What You Need to Know: With the sunny Wrigley afternoon belying the downright frigid conditions, José Quintana one-upped Yu Darvish’s Friday performance and held the Brewers to no runs on just two hits and a walk. Quintana added seven strikeouts and kept the Brewers at bay just long enough, with the Cubs scratching across a lonely run in the third due to a misplay by Lorenzo Cain. The Cubs would add more later after three consecutive hits and some heads up baserunning in the bottom of the seventh, sealing a series victory with one more game to play versus Milwaukee on Sunday.

Next Level: Like yesterday, the story was the Cubs’ starter. Quintana allowed the Brewers to threaten the Cubs’ lead only once, when Cain doubled to the gap in left and promptly advanced to third on a wild pitch. Quintana only teased the Brewers with this chance: he struck out Christian Yelich after Yelich had battled Quintana to a 3-2 count; he induced a popup from Ryan Braun; and he finished the inning when Domingo Santana rolled a grounder to short.

Quintana sat 90-92 with his fastball, firmly in his usual velocity range for that pitch. While he’s posting his slowest fastball averages since 2015, Quintana had impeccable control of the pitch on the afternoon; fastball control has often been the one factor that can bite Quintana, so this is an encouraging development. Quintana might have even tossed a cutter to Yelich in the fourth, a pitch he has not shown to hitters since 2016. His changeup to righties also looked strong, rounding out an impressive outing from the Cubs lefty.

Oh, and Albert Almora and Javy Báez extended their hitting streaks to 11 games. Seems like this tandem at the top of the order is working out well.

Top Play (WPA): The Cubs’ bizarre “rally” in the third provided the only run the Cubs would really need on the afternoon (though Quintana was surely thankful for the insurance that would come later). After two quick outs from Jason Heyward and Quintana, Almora singled to left, bringing up Báez. Báez popped up high to right-center field, but, with Cain losing the ball in the sun and Santana nowhere to be found, Orlando Arcia gloved and dropped the ball. Almora was off the the 3-2 pitch, and so he scored from first, and Báez found himself on second after he busted out of the box (+.127).

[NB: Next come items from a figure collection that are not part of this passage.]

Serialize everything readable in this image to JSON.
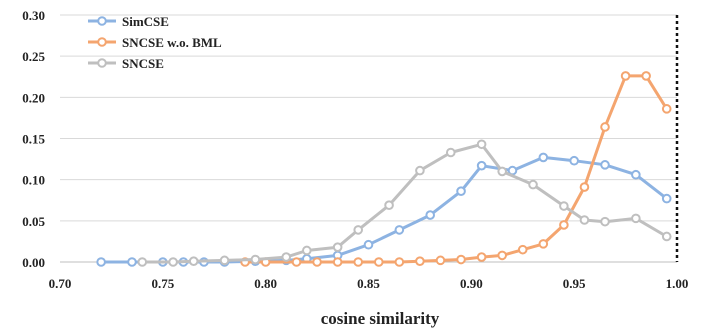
{
  "chart_data": {
    "type": "line",
    "xlabel": "cosine  similarity",
    "ylabel": "",
    "xlim": [
      0.7,
      1.0
    ],
    "ylim": [
      0.0,
      0.3
    ],
    "x_ticks": [
      "0.70",
      "0.75",
      "0.80",
      "0.85",
      "0.90",
      "0.95",
      "1.00"
    ],
    "y_ticks": [
      "0.00",
      "0.05",
      "0.10",
      "0.15",
      "0.20",
      "0.25",
      "0.30"
    ],
    "grid": "horizontal",
    "legend_position": "top-left",
    "right_border": "dotted",
    "series": [
      {
        "name": "SimCSE",
        "color": "#8db3e2",
        "x": [
          0.72,
          0.735,
          0.75,
          0.76,
          0.77,
          0.78,
          0.795,
          0.81,
          0.82,
          0.835,
          0.85,
          0.865,
          0.88,
          0.895,
          0.905,
          0.92,
          0.935,
          0.95,
          0.965,
          0.98,
          0.995
        ],
        "y": [
          0.0,
          0.0,
          0.0,
          0.0,
          0.0,
          0.0,
          0.001,
          0.002,
          0.004,
          0.008,
          0.021,
          0.039,
          0.057,
          0.086,
          0.117,
          0.111,
          0.127,
          0.123,
          0.118,
          0.106,
          0.077
        ]
      },
      {
        "name": "SNCSE w.o. BML",
        "color": "#f4a56f",
        "x": [
          0.79,
          0.8,
          0.815,
          0.825,
          0.835,
          0.845,
          0.855,
          0.865,
          0.875,
          0.885,
          0.895,
          0.905,
          0.915,
          0.925,
          0.935,
          0.945,
          0.955,
          0.965,
          0.975,
          0.985,
          0.995
        ],
        "y": [
          0.0,
          0.0,
          0.0,
          0.0,
          0.0,
          0.0,
          0.0,
          0.0,
          0.001,
          0.002,
          0.003,
          0.006,
          0.008,
          0.015,
          0.022,
          0.045,
          0.091,
          0.164,
          0.226,
          0.226,
          0.186
        ]
      },
      {
        "name": "SNCSE",
        "color": "#bfbfbf",
        "x": [
          0.74,
          0.755,
          0.765,
          0.78,
          0.795,
          0.81,
          0.82,
          0.835,
          0.845,
          0.86,
          0.875,
          0.89,
          0.905,
          0.915,
          0.93,
          0.945,
          0.955,
          0.965,
          0.98,
          0.995
        ],
        "y": [
          0.0,
          0.0,
          0.001,
          0.002,
          0.003,
          0.006,
          0.014,
          0.018,
          0.039,
          0.069,
          0.111,
          0.133,
          0.143,
          0.11,
          0.094,
          0.068,
          0.051,
          0.049,
          0.053,
          0.031
        ]
      }
    ]
  }
}
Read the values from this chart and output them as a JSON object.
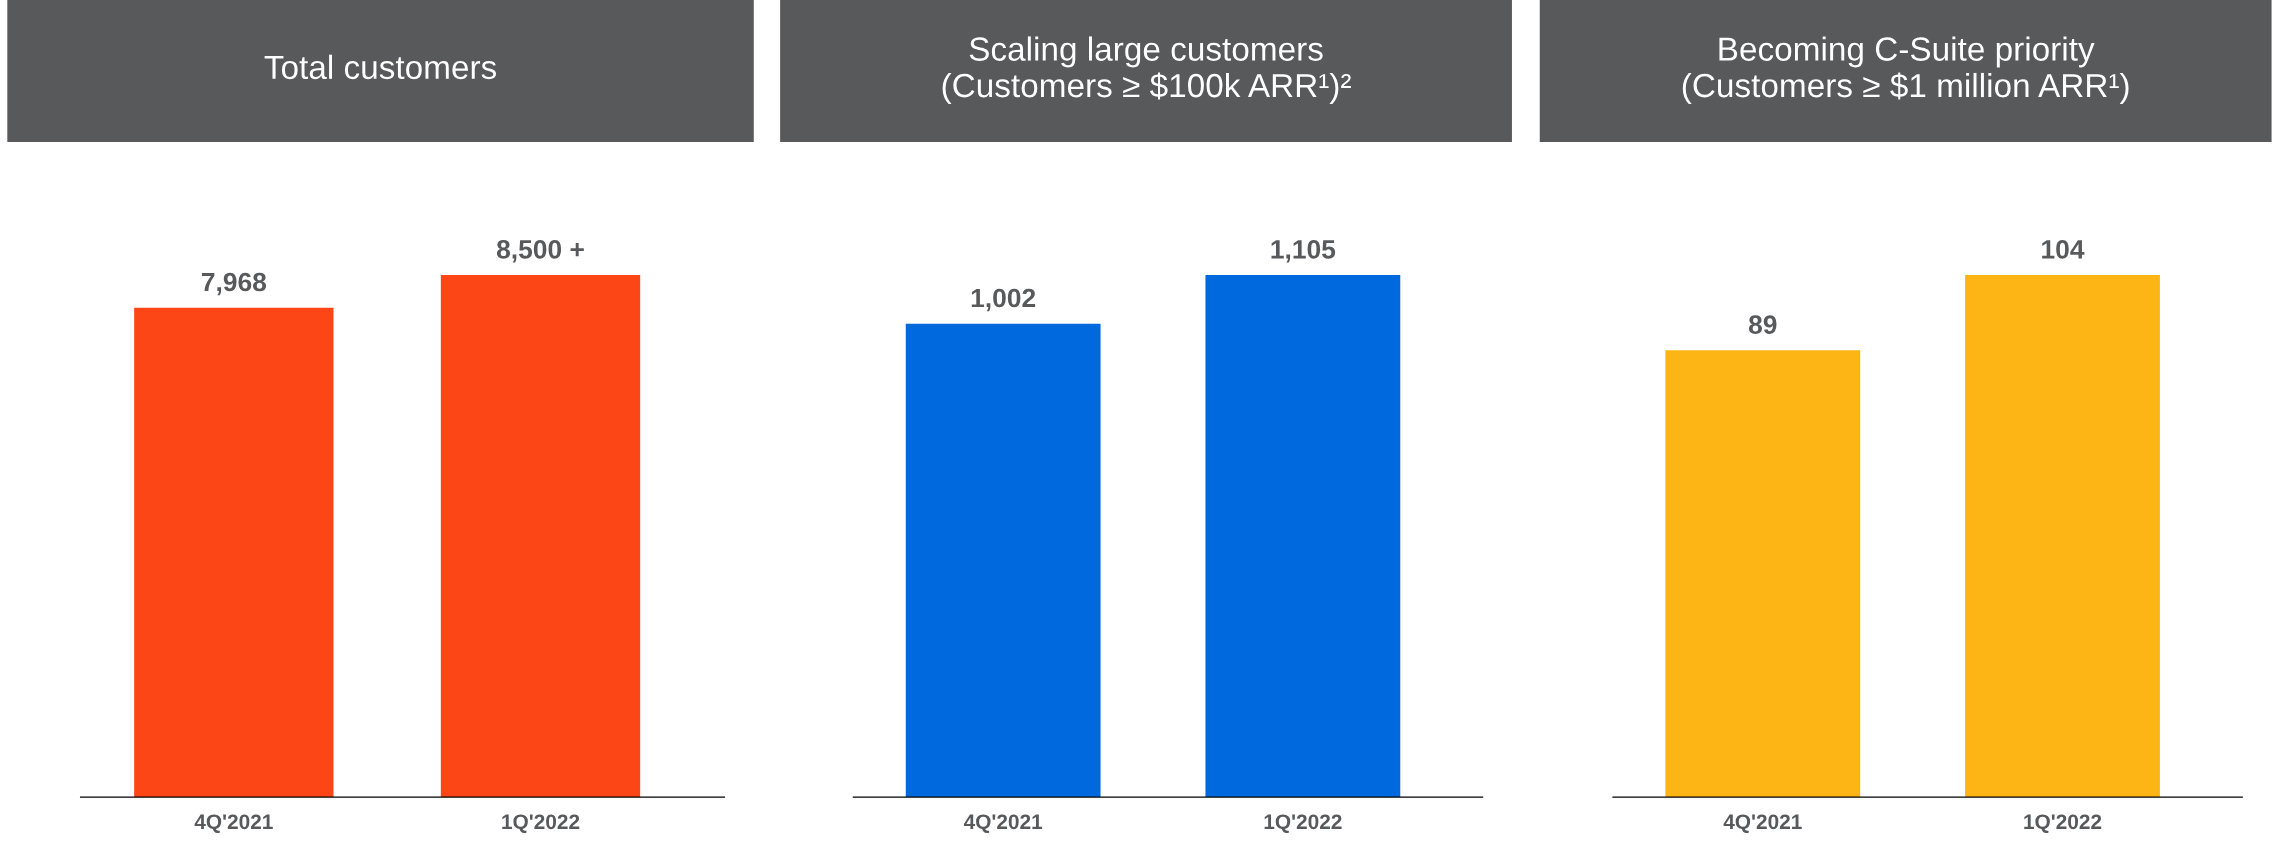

It was one of two key baserunning plays on the afternoon. Tommy La Stella’s seventh-inning, run-scoring single turned into two runs due to Heyward’s aggressiveness as Arcia held the ball too long in short left field.

Bottom Play (WPA): It truly was a game of inches, as many pitchers’ duels are. The double by Cain to lead off the fourth was the Brewers’ most impactful play of the day, and the Cubs’ most negatively weighted play on the day (-.075).

Up Next: Tyler Chatwood attempts to prevent the Brewers from scraping away a victory from Wrigley Field this weekend. He’ll face Zach Davies, who should learn to spell his name right,at 1:20 CT.